The patterns & practices Way

There are so many ways I can share how we do what we do on our Microsoft patterns & practices team, but I think the simplest approach is to share the values, guiding principles, and practices.   When our group changed leaders, one of the first things our new leader did was build consensus around what patterns & practices was all about.   I suggested using the values, principles, and practices frame because I thought it was a proven model.  It sets up the framework and the context in which we operate, which in turn, guides everything else.  Here’s the result: 

Values
In patterns & practices we value:

  • Continuous learning, innovation and improvement – we have a bias toward action (over more planning) and customer engagement and feedback (over more analysis)
  • Collaboration -- Open, collaborative, relationships with customers, field, partners and product teams
  • Execution – we will take strategic bets, but we will hold ourselves accountable for creating value, shipping early and often, and delivering results that have impact with customers.
  • Transparency -- Explicit, transparent, and direct communication with customers and with our team and others in our company. 
  • Quality over scope -- no guidance is better than bad guidance

Guiding Principles
We use the following principles to guide our work:

  • Start with end in mind -- think about end to end scenarios, and how the products we produced fit in the solution architecture and into the patterns & practices “catalog”.
  • Focus on the goal -- Help the customer succeed with their intent – the results they want to achieve, not just what they are trying to do.  
  • “Satisfice” and Ship it -- Find the minimal solution required for a good result and ship it.
  • Use the right tool for the job -- Our tools platforms are assets that expand the types of guidance we can express – use all of what they provide where it naturally fits the scenario.
  • Create constructive tension -- Constructive tension between customer needs, technical strategy, and business strategy is expected – when we do our job well this tension is healthy.

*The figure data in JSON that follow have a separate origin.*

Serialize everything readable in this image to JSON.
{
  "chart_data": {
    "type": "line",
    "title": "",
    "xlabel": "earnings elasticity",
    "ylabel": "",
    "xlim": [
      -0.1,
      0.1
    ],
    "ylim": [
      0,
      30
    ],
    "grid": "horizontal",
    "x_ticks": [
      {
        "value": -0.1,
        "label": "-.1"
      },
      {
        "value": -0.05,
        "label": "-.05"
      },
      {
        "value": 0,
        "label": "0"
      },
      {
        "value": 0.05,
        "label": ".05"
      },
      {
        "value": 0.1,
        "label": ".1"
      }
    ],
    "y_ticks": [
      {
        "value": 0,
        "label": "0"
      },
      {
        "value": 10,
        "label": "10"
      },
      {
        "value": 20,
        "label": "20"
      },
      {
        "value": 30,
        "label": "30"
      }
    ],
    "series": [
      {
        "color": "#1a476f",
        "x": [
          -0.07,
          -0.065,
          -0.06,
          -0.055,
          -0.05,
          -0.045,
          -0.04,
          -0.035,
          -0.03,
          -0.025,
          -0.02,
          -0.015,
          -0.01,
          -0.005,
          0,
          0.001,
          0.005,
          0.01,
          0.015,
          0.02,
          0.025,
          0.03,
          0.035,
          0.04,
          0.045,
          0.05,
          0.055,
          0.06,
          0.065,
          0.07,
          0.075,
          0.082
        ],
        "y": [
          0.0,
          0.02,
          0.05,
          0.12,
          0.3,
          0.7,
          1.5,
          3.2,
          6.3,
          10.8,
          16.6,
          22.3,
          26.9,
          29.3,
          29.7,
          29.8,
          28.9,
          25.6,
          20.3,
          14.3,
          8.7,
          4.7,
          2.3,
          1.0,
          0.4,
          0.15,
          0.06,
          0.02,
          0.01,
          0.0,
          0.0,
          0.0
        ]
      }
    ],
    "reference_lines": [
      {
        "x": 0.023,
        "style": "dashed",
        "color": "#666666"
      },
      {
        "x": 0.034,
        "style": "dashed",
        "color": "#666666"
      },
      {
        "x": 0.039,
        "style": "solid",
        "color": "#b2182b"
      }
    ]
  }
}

Execution Processes, Practices, and Tools

  • We decide which scenarios and technical challenges we will focus on and what we will deliver using a portfolio planning process.
  • We organize to do our work in small teams, typically made up of a core teams and a variety of experts and specialized contributors.
  • We run development using a baseline process and team dashboard that teams tailor to the unique scope and needs of an individual project. The common baseline process gives us a common view of the, velocity, and plans of each of the projects and project teams.  
  • Our projects run three to nine months with checkpoints at key milestones.
  • We review and drive execution in our team using monthly, quarterly and semiannual reviews and checkpoints. Many of these are driven by or tied to the company’s processes for Strategy Planning, People Management and Development, and Operational Execution.